Kral olmak güzeldir

BENİM kuşağımın taparcasına sevdiği komedi filmleri yönetmeni Mel Brooks’un bir filminde şöyle bir cümle vardı:

"It’s good to be a king."

Şöyle çevirebilirsiniz:

"Kral olmak çok güzeldir."

Aynı cümleyi bugünlerde şöyle aranje ediyorum:

"Köşe yazarı olmak çok güzeldir."

Hele hele "azgın azınlıklara" yazan ister siyasi, ister dini, ister liberal, ister ulusalcı bir cemaat yazarı iseniz tadı damağınızda kalır.

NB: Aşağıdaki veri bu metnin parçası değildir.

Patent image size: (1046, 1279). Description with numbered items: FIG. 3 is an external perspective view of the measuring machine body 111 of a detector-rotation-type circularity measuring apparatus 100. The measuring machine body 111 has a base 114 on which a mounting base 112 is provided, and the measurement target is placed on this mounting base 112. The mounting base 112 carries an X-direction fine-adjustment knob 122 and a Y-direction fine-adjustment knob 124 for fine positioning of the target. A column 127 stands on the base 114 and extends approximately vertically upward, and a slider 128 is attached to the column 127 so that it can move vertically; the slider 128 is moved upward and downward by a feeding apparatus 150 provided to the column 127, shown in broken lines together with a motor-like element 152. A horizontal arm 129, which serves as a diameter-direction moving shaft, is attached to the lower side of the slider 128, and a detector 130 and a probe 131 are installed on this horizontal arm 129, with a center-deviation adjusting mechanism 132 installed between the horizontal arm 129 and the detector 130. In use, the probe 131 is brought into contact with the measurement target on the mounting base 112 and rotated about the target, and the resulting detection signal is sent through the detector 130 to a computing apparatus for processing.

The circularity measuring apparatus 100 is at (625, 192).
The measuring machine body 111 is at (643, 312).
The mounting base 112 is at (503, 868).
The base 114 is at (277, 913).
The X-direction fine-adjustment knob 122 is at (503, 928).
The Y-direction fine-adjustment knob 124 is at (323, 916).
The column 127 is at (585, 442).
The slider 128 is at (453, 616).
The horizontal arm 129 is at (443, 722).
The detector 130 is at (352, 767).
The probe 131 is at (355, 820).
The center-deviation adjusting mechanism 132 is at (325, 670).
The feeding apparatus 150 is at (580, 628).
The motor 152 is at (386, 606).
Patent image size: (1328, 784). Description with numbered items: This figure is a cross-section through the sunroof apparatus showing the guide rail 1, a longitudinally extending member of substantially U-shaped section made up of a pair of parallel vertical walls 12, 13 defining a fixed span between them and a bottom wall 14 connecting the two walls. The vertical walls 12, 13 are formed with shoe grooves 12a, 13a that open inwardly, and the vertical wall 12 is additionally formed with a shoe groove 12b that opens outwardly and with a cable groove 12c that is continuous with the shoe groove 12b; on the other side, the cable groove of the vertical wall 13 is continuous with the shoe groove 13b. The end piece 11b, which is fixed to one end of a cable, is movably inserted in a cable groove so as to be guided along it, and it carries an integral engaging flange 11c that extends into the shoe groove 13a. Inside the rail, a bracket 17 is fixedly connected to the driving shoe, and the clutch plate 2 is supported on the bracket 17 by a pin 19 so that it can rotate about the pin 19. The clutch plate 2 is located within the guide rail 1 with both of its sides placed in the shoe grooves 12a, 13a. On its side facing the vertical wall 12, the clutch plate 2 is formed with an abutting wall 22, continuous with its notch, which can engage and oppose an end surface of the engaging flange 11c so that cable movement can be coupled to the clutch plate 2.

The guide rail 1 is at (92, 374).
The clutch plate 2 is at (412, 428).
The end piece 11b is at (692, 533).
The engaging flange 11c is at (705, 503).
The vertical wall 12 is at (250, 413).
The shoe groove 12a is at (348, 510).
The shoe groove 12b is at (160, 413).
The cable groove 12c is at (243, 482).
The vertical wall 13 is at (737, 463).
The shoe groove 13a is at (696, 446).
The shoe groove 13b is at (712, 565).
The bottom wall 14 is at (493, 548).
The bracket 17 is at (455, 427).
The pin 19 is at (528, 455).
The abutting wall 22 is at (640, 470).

Nasılsa hiçbir sorumluluğun yok, salla gitsin.

Vur, kır, ez, çiğne, iç savaş çağrısı yap veya isyana davet et.

Ya alkış alırsın, ya yuh.

Biri ruhunun sadist yanını, öteki mazoşist tarafını doyurur.

Memleket krize girmiş, insanlar birbirine düşman hale getirilmiş umurunda mı?

O tatminsiz ego günlük tayınını aldıysa, gerisi "faso fiso"...

Oysa makul ve sorumluluk duygusu olan insanlar için bugünlerde hayat o kadar kolay değil.

Önce yaşadıklarımızın teşhisini koyalım.

Türkiye, tarihinin en derin siyasi krizlerinden birini yaşıyor.

Üç beş makul insan bir araya geldi mi hepsinin kafasındaki soru aynı.

Bu krizden nasıl çıkacağız? Bir formül var mı?

* * *

Formül belli.

Uzlaşmak...

Ama kimler uzlaşacak?

Aylardır Batı basınında kendileri için "laiklik karşıtı", "İslam demokratı" denmesinden hiç rahatsız olmayan, hatta zevk alanlarla,

Kendilerine "darbeci", "ulusalcı" denmesinden hiç rahatsız olmayanlar mı uzlaşacak?

En büyük düşman diye gördüğü "Kemalizm"i ve Türk Silahlı Kuvvetleri’ni ezmek için, darbe dönemlerinin işkence uygulamalarını bile meşrulaştıran güya demokratla,

Her dindarı "şeriatçı" sanan ve onu yok etmek için şeytanla bile işbirliği yapmaya kalkan, önüne geleni fişleyen güya laik mi?

Hayır.

Ergenekon soruşturması açıkça gösterdi ki, onlar asla uzlaşmayacak.

Onlardan "biri", "ötekini" yok edinceye kadar bu iç savaş devam edecek.

Yaşadığımızı İspanya iç savaşına benzeten ve saf tutan, kendi gibi düşünmeyen herkesi darbeci ilan eden zihniyetle, kendi gibi düşünmeyen herkesi Ali Kemal, mütareke basını olarak gören zihniyet aynı slogan etrafında birleşmiştir:

"Ya zafer, ya ölüm..."

O zaman soruyu yine soralım.

Aldığı kan kokusuyla rövanş duygusu keskin bir kılıca dönüşmüş gladyatörler, ancak birinin imha edilmesi ile huzur bulabileceğine göre, kimler uzlaşacak?

* * *

Cevabı basit.

"Makul insanlar."

Ne dininle ne laik rejimle, ne Fatih Sultan Mehmed’i ile ne Atatürk’ü ile, ne demokrasi ile ne de askeri ile meselesi olmayan milyonlarca insan.

AKP’ye her oy vereni, her parti üyesini "şeriatçı" gibi görmeyen, AKP’ye oy vermeyen, onu eleştiren herkese "darbeci" etiketi yapıştırmaya kalkmayan, kendi kendine verdiği güya demokrat payesine sığınıp herkese, her kuruma istediği iftirayı atmayan insanlar uzlaşacak.

Onlar uzlaşacak.

Formülü onlar bulacak.

Uzlaşmanın ilk adımı da, bu azgın azınlığın, çapsız köşe silahşorlarının elinden, o iğreti "misyon" bayraklarını almaktır.

İster ulusalcı olsun ister güya demokrat, karşılıklı cephelerdeki bu faşist zümrenin istibdadına son verme zamanı geldi.

Bu ülkenin her tarafına, makul insanların damgasını vuracak bir uzlaşmaya ihtiyacımız var .

İnancın türbandan ibaret olmadığını; demokrasinin Atatürk ve ordu düşmanlığı ile eşanlamlı olmadığını, laikliğin ise inançsızlık olmadığını kabul eden makul insanların uzlaşması.

İşte ülkemizi krizden çıkaracak tek formül budur.